As an undergraduate, the intern had built a device for two-way telepathic communication which he had tested with a fellow student with no result. The device was designed around his principle that thought was ultimately a form of radiant energy. Heedless of any ethics, he attached himself with Slater to the device as Slater lay near death. With the device switched on, he received a message from a light being whose experiences had been what were transmitted through Slater's medium. This being explained that, when not shackled to their physical bodies, all humans are light beings. The thought-message went on to explain that, as light beings within the realm of sleep, humans can experience the vistas of many planes and universes which remain unknown to waking awareness.

The intern understood that the light being would now become completely incorporeal, and finally undertake a last battle with its nemesis near Algol. Slater died then, and there were no further transmissions. That night an enormously bright star was discovered in the sky near Algol. Within a week it had dimmed to the luminosity of an ordinary star and in a few months it had become barely visible to the naked eye.

==Inspiration==
Lovecraft said the story was inspired by an April 27, 1919 article in the New York Tribune. Reporting on the New York state police, the article cited a family named Slater or Slahter as representative of the backwards Catskills population.

The nova mentioned at the end of Lovecraft's story is a real star, a nova known as GK Persei; the quotation is from Garrett P. Serviss' Astronomy with the Naked Eye (1908).
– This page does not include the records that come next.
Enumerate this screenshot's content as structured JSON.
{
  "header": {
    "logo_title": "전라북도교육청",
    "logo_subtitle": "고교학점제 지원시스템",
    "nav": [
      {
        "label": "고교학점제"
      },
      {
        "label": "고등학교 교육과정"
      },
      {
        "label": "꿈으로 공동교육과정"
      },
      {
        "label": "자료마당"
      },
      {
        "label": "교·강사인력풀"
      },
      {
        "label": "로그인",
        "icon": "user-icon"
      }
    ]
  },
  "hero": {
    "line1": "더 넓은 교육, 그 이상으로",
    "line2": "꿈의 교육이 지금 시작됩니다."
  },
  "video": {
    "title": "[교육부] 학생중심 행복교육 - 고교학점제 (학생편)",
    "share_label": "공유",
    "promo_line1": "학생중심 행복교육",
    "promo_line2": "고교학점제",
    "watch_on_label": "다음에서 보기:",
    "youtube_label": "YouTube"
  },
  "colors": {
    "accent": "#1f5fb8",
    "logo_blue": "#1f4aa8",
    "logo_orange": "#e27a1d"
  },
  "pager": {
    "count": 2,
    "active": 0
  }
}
The title of the story may have been influenced by Ambrose Bierce's "Beyond the Wall"; Lovecraft was known to be reading Bierce in 1919. Jack London's 1906 novel Before Adam, which concerns the concept of hereditary memory, contains the passage, "Nor...did any of my human kind ever break through the wall of my sleep."

==Publication==
"Beyond the Wall of Sleep" was first published in October 1919 in Pine Cones, an amateur journal edited by John Clinton Pryor. It was subsequently reprinted in The Fantasy Fan (October 1934) and Weird Tales (March 1938).

==Reception==
The book Science-Fiction: The Early Years describes the concepts of both "Beyond the Wall of Sleep" and "From Beyond" as "very interesting, despite stiff, immature writing."

==Other media==
- A graphic novel adaptation written by Steven Philip Jones and drawn by Octavio Cariello was originally published in 1991 by Malibu Graphics. It was reprinted in an individual graphic novel in 2016 by Caliber Comics and is part of Caliber's H. P. Lovecraft Worlds anthology series.
- Several metal bands have recorded songs inspired by this story, including Black Sabbath (covered by Macabre and Static-X), Sentenced, Manticora, and Opeth, as well as guitarist Christian Muenzner.
- Beyond the Wall of Sleep (2006), movie starring Tom Savini and William Sanderson
- Unspeakable: Beyond the Wall of Sleep (2025), movie starring Edward Furlong and Bai Ling
- In The Dreamers by Stephen King a scientist conducts experiments to "go under" the wall of sleep and keeps a copy of Beyond the Wall of Sleep.